Normally, when I am talking about a specific piece of music I like to have the score both so that I can get down to specifics and so that I don't make stupid mistakes. It is always illuminating to see how things are notated. So reviewing an album, Hilary Hahn's new recording of 27 newly-commissioned encore pieces for violin and piano, where the scores are not going to be readily available, is going to be a challenge. Hilary says in her notes to the album that "If you're captivated by a certain piece, you can acquire the score and study its architecture." Well, maybe, but it can take a while. I ordered a copy of Astor Piazzolla's Histoire du Tango for flute and guitar on September 10, but due to the first shipment getting lost somehow, didn't actually receive it until -- yesterday!! So I would say that the odds of being able to assemble many of the scores to Hilary's commissioned pieces is pretty low. Let's see. The first piece on the album is Impulse by Franghiz Ali-Zadeh. She is an Azerbaijani pianist and composer currently living in Germany. Her music is published by Chester, it seems and here is a link to the complete list of pieces available. It does not include Impulse. So, no luck there.
Based on just listening, Impulse is a very virtuoso piece for the violin. From time to time there is a dotted pedal figure in the piano. The harmonic language seems to hover between modal and atonal. There do seem to be some cadential arrival points, but what is in between is pretty chromatic. Texturally, the effect is of an agitated cadenza in dialogue with the piano.
The next piece, by Somei Satoh is called Bifu. His music is published by Zen-On and here is a link to the list of his works. Yes, all in Japanese! In any case, the piece is much simpler than the previous one, consisting merely of soft wispy, chromatic arpeggios in the piano with a modal violin melody floating above in long notes. Very pretty.
Du Yun is a Chinese composer/performance artist based in New York. Her contribution is titled When a Tiger Meets a Rosa Rugosa and it involves a lot of microtonal sliding around, which is something violin is particularly good at. The piece is listed on her web page, but no information as to how to get the score. There are a lot of double stops that sound very difficult! The mood at the beginning is what I might call "bluesy-lyrical" but there are furious interjections and it becomes more and more agitated. I can't actually get a sense that there is an underlying structure as it all sounds rather arbitrary. I'm not saying there isn't a structure, but just listening a couple of times, I don't get a sense of one. Could two musicians have improvised this completely from scratch? Quite possibly. I call this the "Green Card" test, after the scene in the movie where Gerard Depardieu fakes contemporary music on the piano. Could the same effect have been obtained by random improvisation? Possibly.

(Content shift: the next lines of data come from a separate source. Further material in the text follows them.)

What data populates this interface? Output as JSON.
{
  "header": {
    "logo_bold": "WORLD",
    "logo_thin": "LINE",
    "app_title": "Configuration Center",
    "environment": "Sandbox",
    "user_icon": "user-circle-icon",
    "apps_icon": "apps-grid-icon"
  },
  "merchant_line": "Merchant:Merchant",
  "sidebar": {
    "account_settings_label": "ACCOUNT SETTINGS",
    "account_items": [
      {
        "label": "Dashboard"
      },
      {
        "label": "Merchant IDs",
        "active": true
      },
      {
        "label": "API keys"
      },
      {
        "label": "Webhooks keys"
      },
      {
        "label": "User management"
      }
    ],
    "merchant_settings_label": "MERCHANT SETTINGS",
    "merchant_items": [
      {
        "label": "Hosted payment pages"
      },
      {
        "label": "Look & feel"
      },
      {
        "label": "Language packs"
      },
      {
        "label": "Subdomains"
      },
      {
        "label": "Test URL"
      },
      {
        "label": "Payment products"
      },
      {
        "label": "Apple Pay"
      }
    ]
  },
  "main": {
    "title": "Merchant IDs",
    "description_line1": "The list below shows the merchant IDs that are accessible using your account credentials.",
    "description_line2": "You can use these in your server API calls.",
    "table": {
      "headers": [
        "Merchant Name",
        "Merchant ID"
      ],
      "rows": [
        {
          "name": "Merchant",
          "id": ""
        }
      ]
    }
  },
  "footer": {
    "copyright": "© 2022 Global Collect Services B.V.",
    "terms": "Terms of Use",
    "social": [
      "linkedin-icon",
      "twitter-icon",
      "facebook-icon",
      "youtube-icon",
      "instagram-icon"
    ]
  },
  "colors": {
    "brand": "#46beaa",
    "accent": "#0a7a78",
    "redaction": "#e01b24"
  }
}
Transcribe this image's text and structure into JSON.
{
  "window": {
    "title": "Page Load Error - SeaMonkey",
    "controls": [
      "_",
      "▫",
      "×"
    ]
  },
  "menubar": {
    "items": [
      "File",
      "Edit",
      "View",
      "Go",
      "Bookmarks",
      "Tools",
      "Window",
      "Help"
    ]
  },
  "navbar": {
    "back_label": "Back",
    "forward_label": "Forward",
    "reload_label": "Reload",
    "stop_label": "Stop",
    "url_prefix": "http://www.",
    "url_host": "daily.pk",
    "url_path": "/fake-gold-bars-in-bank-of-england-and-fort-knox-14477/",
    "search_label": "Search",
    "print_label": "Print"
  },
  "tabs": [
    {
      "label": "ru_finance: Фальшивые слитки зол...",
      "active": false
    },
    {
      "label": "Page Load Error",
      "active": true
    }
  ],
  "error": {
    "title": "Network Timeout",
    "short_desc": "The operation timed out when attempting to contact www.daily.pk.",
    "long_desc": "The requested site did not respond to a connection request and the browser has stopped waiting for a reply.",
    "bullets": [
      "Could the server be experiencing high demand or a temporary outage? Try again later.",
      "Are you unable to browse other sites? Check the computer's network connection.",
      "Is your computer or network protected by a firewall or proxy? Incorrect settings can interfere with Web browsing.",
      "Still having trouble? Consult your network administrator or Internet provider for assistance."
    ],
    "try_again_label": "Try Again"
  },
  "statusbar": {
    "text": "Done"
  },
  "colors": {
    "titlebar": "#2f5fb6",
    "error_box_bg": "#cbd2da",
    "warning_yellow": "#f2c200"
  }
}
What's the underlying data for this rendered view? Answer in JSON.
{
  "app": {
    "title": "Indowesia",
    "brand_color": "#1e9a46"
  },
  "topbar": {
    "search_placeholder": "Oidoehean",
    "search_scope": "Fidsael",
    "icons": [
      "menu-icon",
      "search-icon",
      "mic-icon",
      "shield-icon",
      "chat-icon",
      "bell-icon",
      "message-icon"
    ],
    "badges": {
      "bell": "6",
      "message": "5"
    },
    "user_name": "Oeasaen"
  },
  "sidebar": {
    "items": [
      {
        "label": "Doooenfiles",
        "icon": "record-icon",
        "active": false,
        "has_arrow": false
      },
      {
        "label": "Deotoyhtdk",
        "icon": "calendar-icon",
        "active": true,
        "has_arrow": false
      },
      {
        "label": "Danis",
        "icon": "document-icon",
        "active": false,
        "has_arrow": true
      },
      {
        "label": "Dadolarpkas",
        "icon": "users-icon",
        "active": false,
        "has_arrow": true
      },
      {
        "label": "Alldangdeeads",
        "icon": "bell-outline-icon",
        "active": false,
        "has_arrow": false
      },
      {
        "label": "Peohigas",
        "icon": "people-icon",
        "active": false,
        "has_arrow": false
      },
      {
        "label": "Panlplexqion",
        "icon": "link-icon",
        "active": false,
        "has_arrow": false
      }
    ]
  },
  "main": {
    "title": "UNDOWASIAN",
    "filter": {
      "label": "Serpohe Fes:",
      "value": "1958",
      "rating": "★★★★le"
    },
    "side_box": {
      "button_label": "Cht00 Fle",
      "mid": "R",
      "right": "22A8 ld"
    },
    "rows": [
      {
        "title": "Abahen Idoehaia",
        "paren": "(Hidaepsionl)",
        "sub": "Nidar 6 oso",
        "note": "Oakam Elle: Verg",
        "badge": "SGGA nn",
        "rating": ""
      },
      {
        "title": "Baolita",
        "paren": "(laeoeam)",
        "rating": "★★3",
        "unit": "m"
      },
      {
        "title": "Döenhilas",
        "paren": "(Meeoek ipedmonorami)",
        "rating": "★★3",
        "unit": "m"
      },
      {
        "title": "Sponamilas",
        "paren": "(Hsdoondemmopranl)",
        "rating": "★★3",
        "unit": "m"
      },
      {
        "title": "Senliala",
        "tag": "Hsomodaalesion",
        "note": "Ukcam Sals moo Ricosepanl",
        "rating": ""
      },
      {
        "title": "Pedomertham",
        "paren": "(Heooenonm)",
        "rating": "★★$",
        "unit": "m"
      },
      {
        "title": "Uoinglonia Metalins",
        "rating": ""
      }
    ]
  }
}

The next piece is, on the other hand, extremely organized in a constant stream of notes on the violin accompanied by light "comping" on the piano. The piece is called light moving by David Lang. He is an American composer living in New York who won the Pulitzer Prize in music in 2008. Quite charming in a subtle way.
Bun-Ching Lam was born in Macau and educated in Hong Kong and San Diego. Her piece Solitude d'automne is subtle, introverted and uses a lot of veiled colors and harmonic washes of sound. The piece is mentioned on her web site list of works and it appears as if you could obtain a copy of the score direct from the composer.
Paul Moravec, an American composer who won the Pulitzer Prize in music in 2004 has written the next piece titled Blue Fiddle. He has said of his music that "the overall harmonic context of my music derives from the tonal tradition, which after all is the lingua franca of Western music — essentially, Monteverdi to the Beatles and beyond." The pieces has slow lyric sections and fast motoric ones and yes, there is a sense that there is an underlying tonal structure. There is most definitely a final cadence.
The seventh piece on side one is Third Sigh by Antón Garcia Abril, a Spanish composer who for a long time was professor of composition and form at the Royal Conservatory in Madrid. I suppose that we could call the idiom "extended tonality" though I have always wondered what that really meant! In this case, while there is a lot of chromaticism, there is a tonal center. I am just slightly reminded of the music of Federico Mompou, the Catalan composer: passionate, but with a touch of impressionism.
I think, in order to give the album the attention it deserves, I am going to have to break discussion up into a few posts. This was half of side one, so I guess I might spend three more posts just talking about the music on the album. Nothing wrong with that!